Friday, November 5, 2010

Apple Pelargonium Bowls

I keep raiding the pelargoniums... They've got an incredible variety of leaf forms, and heavy veining that imprints beautifully. I initially planted them in my garden because many of them have beautiful perfumes, but they also look nice and are pretty tough- most are drought tolerant, but some are frost sensitive. The Nutmeg scented one in this pic has suffered badly this winter, but the Apple scented one I used for these bowls takes the frost no problems.
These are smallish bowls, with a very delicate feel. (Largest diam. 16 cm.) There's a brown dot on the larger bowl that I refer to as a "beauty spot". It's the result of a speck of undissolved iron in the glaze.

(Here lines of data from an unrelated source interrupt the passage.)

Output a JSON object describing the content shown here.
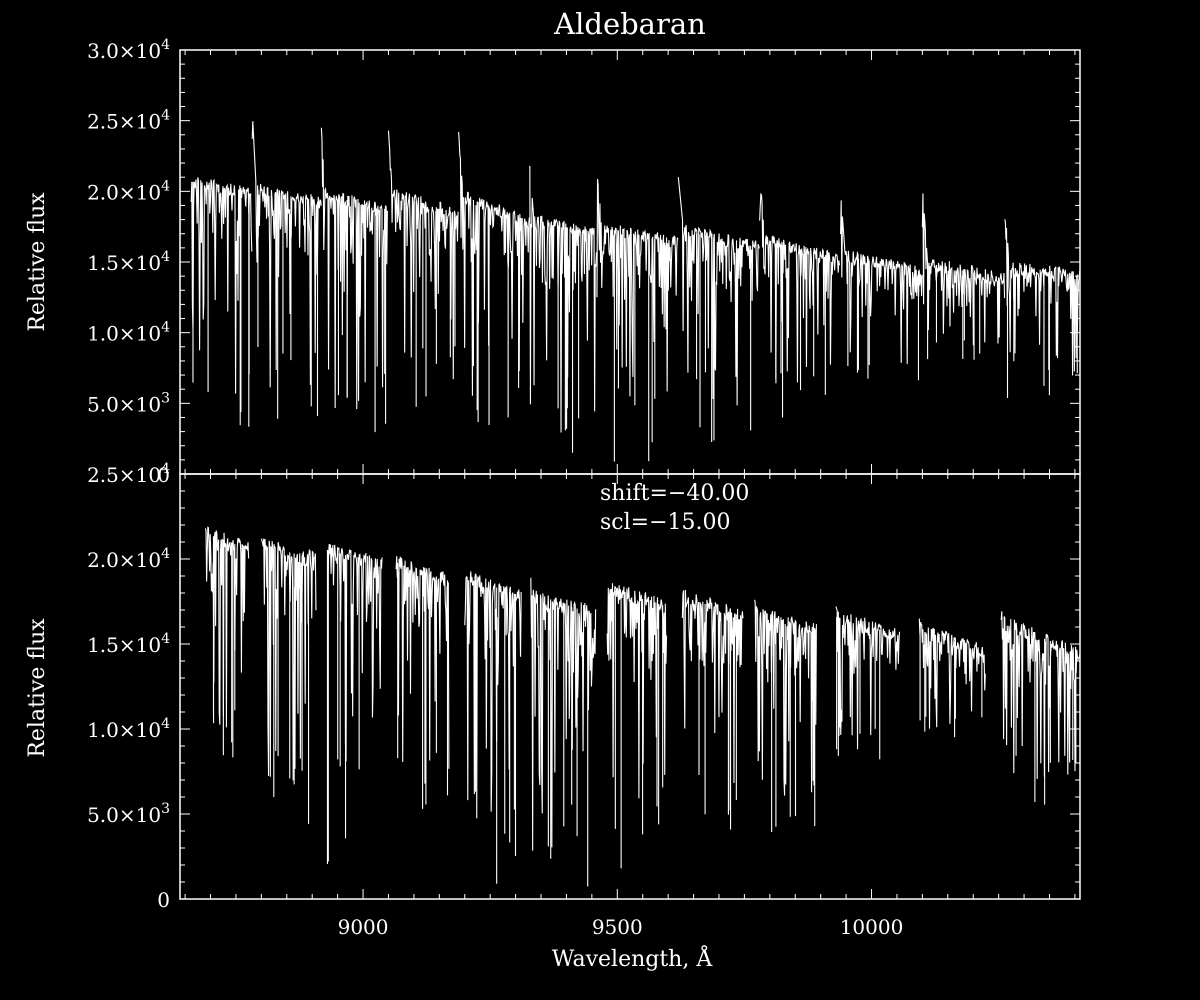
{
  "colors": {
    "background": "#000000",
    "foreground": "#ffffff"
  },
  "chart_data": [
    {
      "type": "line",
      "title": "Aldebaran",
      "xlabel": "",
      "ylabel": "Relative flux",
      "xlim": [
        8640,
        10410
      ],
      "ylim": [
        0,
        30000
      ],
      "grid": false,
      "x_ticks": [
        9000,
        9500,
        10000
      ],
      "x_tick_labels": [
        "",
        "",
        ""
      ],
      "y_ticks": [
        0,
        5000,
        10000,
        15000,
        20000,
        25000,
        30000
      ],
      "y_tick_labels": [
        {
          "mantissa": "0",
          "exp": ""
        },
        {
          "mantissa": "5.0×10",
          "exp": "3"
        },
        {
          "mantissa": "1.0×10",
          "exp": "4"
        },
        {
          "mantissa": "1.5×10",
          "exp": "4"
        },
        {
          "mantissa": "2.0×10",
          "exp": "4"
        },
        {
          "mantissa": "2.5×10",
          "exp": "4"
        },
        {
          "mantissa": "3.0×10",
          "exp": "4"
        }
      ],
      "annotations": [],
      "series": [
        {
          "orders": [
            {
              "x": [
                8662,
                8782
              ],
              "peak": 20800,
              "edge": 20000,
              "cont": [
                20700,
                19800
              ],
              "min": 3000
            },
            {
              "x": [
                8782,
                8918
              ],
              "peak": 25800,
              "edge": 20000,
              "cont": [
                20200,
                19200
              ],
              "min": 3500
            },
            {
              "x": [
                8918,
                9050
              ],
              "peak": 24500,
              "edge": 19500,
              "cont": [
                19800,
                18700
              ],
              "min": 2000
            },
            {
              "x": [
                9050,
                9188
              ],
              "peak": 24300,
              "edge": 19500,
              "cont": [
                19900,
                18400
              ],
              "min": 4500
            },
            {
              "x": [
                9188,
                9328
              ],
              "peak": 24200,
              "edge": 19800,
              "cont": [
                19800,
                17800
              ],
              "min": 3000
            },
            {
              "x": [
                9328,
                9460
              ],
              "peak": 21800,
              "edge": 18000,
              "cont": [
                18000,
                17000
              ],
              "min": 0
            },
            {
              "x": [
                9460,
                9620
              ],
              "peak": 21300,
              "edge": 17800,
              "cont": [
                17500,
                16300
              ],
              "min": 800
            },
            {
              "x": [
                9620,
                9780
              ],
              "peak": 21000,
              "edge": 17500,
              "cont": [
                17300,
                16000
              ],
              "min": 2000
            },
            {
              "x": [
                9780,
                9938
              ],
              "peak": 21500,
              "edge": 16800,
              "cont": [
                16600,
                15200
              ],
              "min": 3700
            },
            {
              "x": [
                9938,
                10100
              ],
              "peak": 20500,
              "edge": 15800,
              "cont": [
                15500,
                14300
              ],
              "min": 6500
            },
            {
              "x": [
                10100,
                10262
              ],
              "peak": 20500,
              "edge": 15200,
              "cont": [
                15000,
                13800
              ],
              "min": 8000
            },
            {
              "x": [
                10262,
                10410
              ],
              "peak": 19000,
              "edge": 15000,
              "cont": [
                14600,
                14100
              ],
              "min": 5300
            }
          ]
        }
      ]
    },
    {
      "type": "line",
      "title": "",
      "xlabel": "Wavelength, Å",
      "ylabel": "Relative flux",
      "xlim": [
        8640,
        10410
      ],
      "ylim": [
        0,
        25000
      ],
      "grid": false,
      "x_ticks": [
        9000,
        9500,
        10000
      ],
      "x_tick_labels": [
        "9000",
        "9500",
        "10000"
      ],
      "y_ticks": [
        0,
        5000,
        10000,
        15000,
        20000,
        25000
      ],
      "y_tick_labels": [
        {
          "mantissa": "0",
          "exp": ""
        },
        {
          "mantissa": "5.0×10",
          "exp": "3"
        },
        {
          "mantissa": "1.0×10",
          "exp": "4"
        },
        {
          "mantissa": "1.5×10",
          "exp": "4"
        },
        {
          "mantissa": "2.0×10",
          "exp": "4"
        },
        {
          "mantissa": "2.5×10",
          "exp": "4"
        }
      ],
      "annotations": [
        "shift=−40.00",
        "scl=−15.00"
      ],
      "series": [
        {
          "orders": [
            {
              "x": [
                8690,
                8775
              ],
              "peak": 21800,
              "edge": 21000,
              "cont": [
                21500,
                20600
              ],
              "min": 7500
            },
            {
              "x": [
                8800,
                8908
              ],
              "peak": 21200,
              "edge": 20500,
              "cont": [
                20800,
                20000
              ],
              "min": 3700
            },
            {
              "x": [
                8930,
                9038
              ],
              "peak": 20900,
              "edge": 20400,
              "cont": [
                20500,
                19700
              ],
              "min": 2000
            },
            {
              "x": [
                9065,
                9170
              ],
              "peak": 20100,
              "edge": 19700,
              "cont": [
                19800,
                18700
              ],
              "min": 4500
            },
            {
              "x": [
                9200,
                9312
              ],
              "peak": 19400,
              "edge": 19000,
              "cont": [
                19000,
                17800
              ],
              "min": 300
            },
            {
              "x": [
                9330,
                9458
              ],
              "peak": 18900,
              "edge": 17500,
              "cont": [
                17800,
                16800
              ],
              "min": 0
            },
            {
              "x": [
                9480,
                9598
              ],
              "peak": 18700,
              "edge": 18300,
              "cont": [
                18300,
                17200
              ],
              "min": 1000
            },
            {
              "x": [
                9628,
                9748
              ],
              "peak": 18100,
              "edge": 17700,
              "cont": [
                17800,
                16600
              ],
              "min": 2000
            },
            {
              "x": [
                9770,
                9892
              ],
              "peak": 17600,
              "edge": 16800,
              "cont": [
                16800,
                15800
              ],
              "min": 3700
            },
            {
              "x": [
                9930,
                10056
              ],
              "peak": 17200,
              "edge": 16500,
              "cont": [
                16600,
                15500
              ],
              "min": 7200
            },
            {
              "x": [
                10094,
                10224
              ],
              "peak": 16500,
              "edge": 15800,
              "cont": [
                15800,
                14600
              ],
              "min": 8800
            },
            {
              "x": [
                10255,
                10410
              ],
              "peak": 17000,
              "edge": 16400,
              "cont": [
                16300,
                14500
              ],
              "min": 5500
            }
          ]
        }
      ]
    }
  ]
}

This kind of effect is one of the characteristics of using ash or any unprocessed glaze ingredients, and the natural variation and serendipity this gives to the glaze is one of the things that attract me to it. I think it adds a more natural feel to the bowls, a pleasant departure from the absolute control evident in mass produced ceramics.

Spiral Bowls

For a bit of a change from my usual impressed designs, I've done a bit of inlay. Fine coils of white clay against a darker clay background and glazed with my usual Ash Celadon glaze. The curious thing is that the "glaze fit" (which means how closely the shrinkage rate of the glaze and clay match each other) is different for the two clays, with the result that there is finer crackle (crazing) over the white clay areas. One of those subtle things that you only notice when you look closely.
Happy news is that these bowls along with the "Apple Pelargonium" bowls in the next post have been accepted into the Ergon Energy Central Queensland Ceramic Art Award, which must be in the running for longest award title, but it's a good exhibition. Beautiful light filled double gallery space at Rockhampton Art Gallery, and a wide range of works by both established and "emerging" ceramicists. The exhibition runs from 3 December 2010 until 28 Feb 2011.